Run:ai#

This page describes how to deploy NVIDIA NIM for LLMs on Run:ai.

Prerequisites#

  • Run:ai access (SaaS or self-hosted) with GPU capacity for inference workloads.

  • Access to a Run:ai project where you can create inference workloads.

  • NGC credentials for pulling model images and downloading artifacts.

Note

For Run:ai platform setup and operations guidance, refer to the Welcome to NVIDIA Run:ai Documentation

Deploy NIM on Run:ai#

For baseline Run:ai workflow details, refer to Deploy Run:ai Inference Workloads with NVIDIA NIM.

In the Run:ai UI, create an inference workload with the following settings:

  1. Create a new inference workload.

  2. Select NVIDIA NIM as the inference type.

  3. Set the workload name and credentials.

  4. Set the required GPU count for your model.

  5. Optional: Use advanced settings to specify a custom NIM image.

  6. Create the inference workload.

Tip

Start with one GPU and scale after you confirm successful model loading and readiness.

Optional: Enable LoRA on Run:ai#

Run:ai supports mounting a data source (for example, a Kubernetes PVC when using a Kubernetes-based cluster). You can use this flow to provide LoRA adapters to NIM.

Create a Data Source#

In the Run:ai UI, open Workload Manager > Assets > Data & Storage > Data Sources, and then create a new PVC-backed (or equivalent) data source.

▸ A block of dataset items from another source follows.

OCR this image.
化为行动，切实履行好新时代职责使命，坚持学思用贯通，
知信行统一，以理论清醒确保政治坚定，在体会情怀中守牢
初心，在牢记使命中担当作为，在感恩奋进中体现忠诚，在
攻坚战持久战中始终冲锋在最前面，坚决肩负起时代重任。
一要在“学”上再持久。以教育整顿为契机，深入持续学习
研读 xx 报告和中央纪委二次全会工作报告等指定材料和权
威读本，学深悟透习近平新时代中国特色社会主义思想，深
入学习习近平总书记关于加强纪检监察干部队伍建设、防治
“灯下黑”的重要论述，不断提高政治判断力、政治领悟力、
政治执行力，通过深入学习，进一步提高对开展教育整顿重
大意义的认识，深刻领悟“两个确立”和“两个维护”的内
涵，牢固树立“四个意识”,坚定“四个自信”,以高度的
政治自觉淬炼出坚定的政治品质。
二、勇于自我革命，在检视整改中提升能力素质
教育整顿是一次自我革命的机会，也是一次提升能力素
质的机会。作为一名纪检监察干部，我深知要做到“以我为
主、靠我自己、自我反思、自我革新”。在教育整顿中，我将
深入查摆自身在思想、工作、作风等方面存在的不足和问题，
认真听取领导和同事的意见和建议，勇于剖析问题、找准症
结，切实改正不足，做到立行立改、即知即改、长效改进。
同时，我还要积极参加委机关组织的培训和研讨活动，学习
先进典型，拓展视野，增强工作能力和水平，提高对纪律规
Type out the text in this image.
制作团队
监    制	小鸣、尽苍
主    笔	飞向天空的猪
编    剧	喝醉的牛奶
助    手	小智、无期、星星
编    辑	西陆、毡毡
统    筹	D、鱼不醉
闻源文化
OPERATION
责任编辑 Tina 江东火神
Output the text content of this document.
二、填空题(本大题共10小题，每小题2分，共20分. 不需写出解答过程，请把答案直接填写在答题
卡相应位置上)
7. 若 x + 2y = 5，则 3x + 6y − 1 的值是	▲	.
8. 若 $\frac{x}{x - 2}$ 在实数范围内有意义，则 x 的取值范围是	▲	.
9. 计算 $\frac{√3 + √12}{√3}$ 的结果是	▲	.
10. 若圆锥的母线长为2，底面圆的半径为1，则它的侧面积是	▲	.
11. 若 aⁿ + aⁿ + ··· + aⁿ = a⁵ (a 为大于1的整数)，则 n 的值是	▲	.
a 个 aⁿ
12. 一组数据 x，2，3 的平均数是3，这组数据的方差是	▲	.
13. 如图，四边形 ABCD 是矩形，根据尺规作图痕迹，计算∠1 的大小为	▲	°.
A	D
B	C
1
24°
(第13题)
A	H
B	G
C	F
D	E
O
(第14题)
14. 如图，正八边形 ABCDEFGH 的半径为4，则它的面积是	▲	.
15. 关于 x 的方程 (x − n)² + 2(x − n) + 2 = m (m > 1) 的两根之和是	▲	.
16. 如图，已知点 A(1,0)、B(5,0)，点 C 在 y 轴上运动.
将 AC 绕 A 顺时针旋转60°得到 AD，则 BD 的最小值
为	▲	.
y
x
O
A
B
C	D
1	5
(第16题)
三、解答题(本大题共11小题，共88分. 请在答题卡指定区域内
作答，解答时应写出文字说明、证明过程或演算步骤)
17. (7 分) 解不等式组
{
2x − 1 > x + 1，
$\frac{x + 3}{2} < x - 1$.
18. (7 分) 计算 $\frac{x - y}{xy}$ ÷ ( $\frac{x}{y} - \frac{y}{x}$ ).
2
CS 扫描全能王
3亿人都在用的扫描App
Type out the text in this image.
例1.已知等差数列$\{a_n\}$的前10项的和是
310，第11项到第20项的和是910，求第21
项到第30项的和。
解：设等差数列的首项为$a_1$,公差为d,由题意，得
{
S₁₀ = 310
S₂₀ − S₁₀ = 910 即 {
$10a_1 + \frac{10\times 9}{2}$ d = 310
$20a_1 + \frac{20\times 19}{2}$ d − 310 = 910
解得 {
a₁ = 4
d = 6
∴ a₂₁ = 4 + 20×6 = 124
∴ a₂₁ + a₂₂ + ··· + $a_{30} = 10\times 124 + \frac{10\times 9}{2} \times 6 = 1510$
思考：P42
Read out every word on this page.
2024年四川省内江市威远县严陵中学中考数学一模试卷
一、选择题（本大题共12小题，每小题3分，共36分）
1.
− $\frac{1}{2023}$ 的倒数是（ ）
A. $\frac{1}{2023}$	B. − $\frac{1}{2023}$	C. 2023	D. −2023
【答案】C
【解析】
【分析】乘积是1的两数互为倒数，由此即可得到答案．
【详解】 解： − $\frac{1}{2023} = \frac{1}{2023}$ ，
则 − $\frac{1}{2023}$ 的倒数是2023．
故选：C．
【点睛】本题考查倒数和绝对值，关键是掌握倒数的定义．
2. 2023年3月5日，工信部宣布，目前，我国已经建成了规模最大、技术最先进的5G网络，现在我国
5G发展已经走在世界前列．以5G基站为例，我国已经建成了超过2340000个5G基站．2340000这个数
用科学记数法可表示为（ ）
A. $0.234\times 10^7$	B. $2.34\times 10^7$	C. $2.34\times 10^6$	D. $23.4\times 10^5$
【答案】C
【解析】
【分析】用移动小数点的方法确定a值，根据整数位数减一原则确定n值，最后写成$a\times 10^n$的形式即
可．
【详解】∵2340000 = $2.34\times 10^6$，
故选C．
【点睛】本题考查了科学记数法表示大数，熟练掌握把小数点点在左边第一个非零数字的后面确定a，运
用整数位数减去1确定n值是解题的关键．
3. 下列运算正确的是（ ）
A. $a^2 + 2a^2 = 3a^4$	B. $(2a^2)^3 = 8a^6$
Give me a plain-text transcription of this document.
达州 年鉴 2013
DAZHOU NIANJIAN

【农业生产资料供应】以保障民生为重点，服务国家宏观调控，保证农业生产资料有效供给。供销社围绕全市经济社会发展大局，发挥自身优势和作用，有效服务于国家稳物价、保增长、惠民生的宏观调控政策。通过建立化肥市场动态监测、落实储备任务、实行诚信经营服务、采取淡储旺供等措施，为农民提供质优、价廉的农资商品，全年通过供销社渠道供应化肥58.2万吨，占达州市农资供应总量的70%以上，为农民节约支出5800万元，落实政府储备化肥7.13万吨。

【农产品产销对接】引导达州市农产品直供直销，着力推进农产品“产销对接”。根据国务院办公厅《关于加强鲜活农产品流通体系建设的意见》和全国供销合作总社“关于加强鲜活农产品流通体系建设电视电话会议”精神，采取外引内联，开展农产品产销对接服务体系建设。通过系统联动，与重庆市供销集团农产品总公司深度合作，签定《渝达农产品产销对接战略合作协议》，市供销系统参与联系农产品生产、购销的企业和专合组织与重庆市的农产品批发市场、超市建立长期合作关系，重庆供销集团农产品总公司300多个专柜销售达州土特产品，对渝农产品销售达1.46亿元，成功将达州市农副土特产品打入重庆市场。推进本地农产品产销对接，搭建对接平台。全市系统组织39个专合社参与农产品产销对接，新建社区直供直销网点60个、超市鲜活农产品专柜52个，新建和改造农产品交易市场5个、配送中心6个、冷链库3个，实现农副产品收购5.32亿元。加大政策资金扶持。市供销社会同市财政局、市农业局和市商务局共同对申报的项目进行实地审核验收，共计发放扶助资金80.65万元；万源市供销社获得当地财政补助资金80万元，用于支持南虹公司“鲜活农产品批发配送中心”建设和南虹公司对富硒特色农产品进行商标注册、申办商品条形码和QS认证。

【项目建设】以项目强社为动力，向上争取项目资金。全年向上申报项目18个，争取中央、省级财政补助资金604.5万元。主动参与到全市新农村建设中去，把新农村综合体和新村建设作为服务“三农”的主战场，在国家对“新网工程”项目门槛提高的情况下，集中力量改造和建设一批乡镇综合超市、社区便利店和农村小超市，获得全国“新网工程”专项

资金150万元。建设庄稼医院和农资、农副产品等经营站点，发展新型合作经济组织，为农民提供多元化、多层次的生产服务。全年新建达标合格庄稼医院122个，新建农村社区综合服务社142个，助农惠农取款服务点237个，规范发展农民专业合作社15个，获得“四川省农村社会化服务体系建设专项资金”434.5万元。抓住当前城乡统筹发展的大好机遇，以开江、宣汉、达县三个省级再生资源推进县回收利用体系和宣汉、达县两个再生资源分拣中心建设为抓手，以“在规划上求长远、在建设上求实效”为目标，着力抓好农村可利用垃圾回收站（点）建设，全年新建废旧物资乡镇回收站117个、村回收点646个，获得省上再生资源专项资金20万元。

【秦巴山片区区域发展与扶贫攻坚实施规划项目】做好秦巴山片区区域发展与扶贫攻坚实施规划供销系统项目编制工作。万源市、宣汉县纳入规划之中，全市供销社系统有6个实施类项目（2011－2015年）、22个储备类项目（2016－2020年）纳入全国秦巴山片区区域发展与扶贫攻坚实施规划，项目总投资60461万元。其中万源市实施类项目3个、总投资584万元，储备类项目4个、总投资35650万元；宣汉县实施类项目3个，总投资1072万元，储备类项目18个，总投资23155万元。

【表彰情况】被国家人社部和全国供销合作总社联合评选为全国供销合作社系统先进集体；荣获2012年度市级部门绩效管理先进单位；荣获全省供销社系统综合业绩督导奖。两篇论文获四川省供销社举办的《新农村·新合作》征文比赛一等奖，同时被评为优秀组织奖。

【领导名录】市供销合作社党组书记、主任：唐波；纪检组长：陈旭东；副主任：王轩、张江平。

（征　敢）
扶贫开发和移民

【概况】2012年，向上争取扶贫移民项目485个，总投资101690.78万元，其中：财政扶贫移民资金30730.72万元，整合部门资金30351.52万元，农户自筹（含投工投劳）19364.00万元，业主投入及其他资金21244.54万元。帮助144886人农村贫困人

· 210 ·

When Run:ai uses a Kubernetes cluster, it creates a PVC for the data source. Populate that volume with LoRA adapter files by using the same directory structure described in Optional: Enable LoRA With Helm:

/loras/
  adapter_name/
    adapter_config.json
    adapter_model.safetensors   # or adapter_model.bin

Deploy NIM With LoRA Configuration#

Create or update the inference workload, and then:

  1. Set NIM_PEFT_SOURCE to /loras in runtime environment variables.

  2. Attach the Run:ai data source and mount it at /loras.

  3. Create the inference workload.

Note

If the mounted data source does not contain adapter files, NIM starts normally, but no LoRA adapters are available at runtime.

Verify Deployment#

Verify workload readiness in the Run:ai UI. A healthy deployment shows the inference workload in a ready state. To confirm the NIM service is responding, call the readiness endpoint (for example, from a client that can reach the workload endpoint). A healthy deployment returns an HTTP 200 response from /v1/health/ready.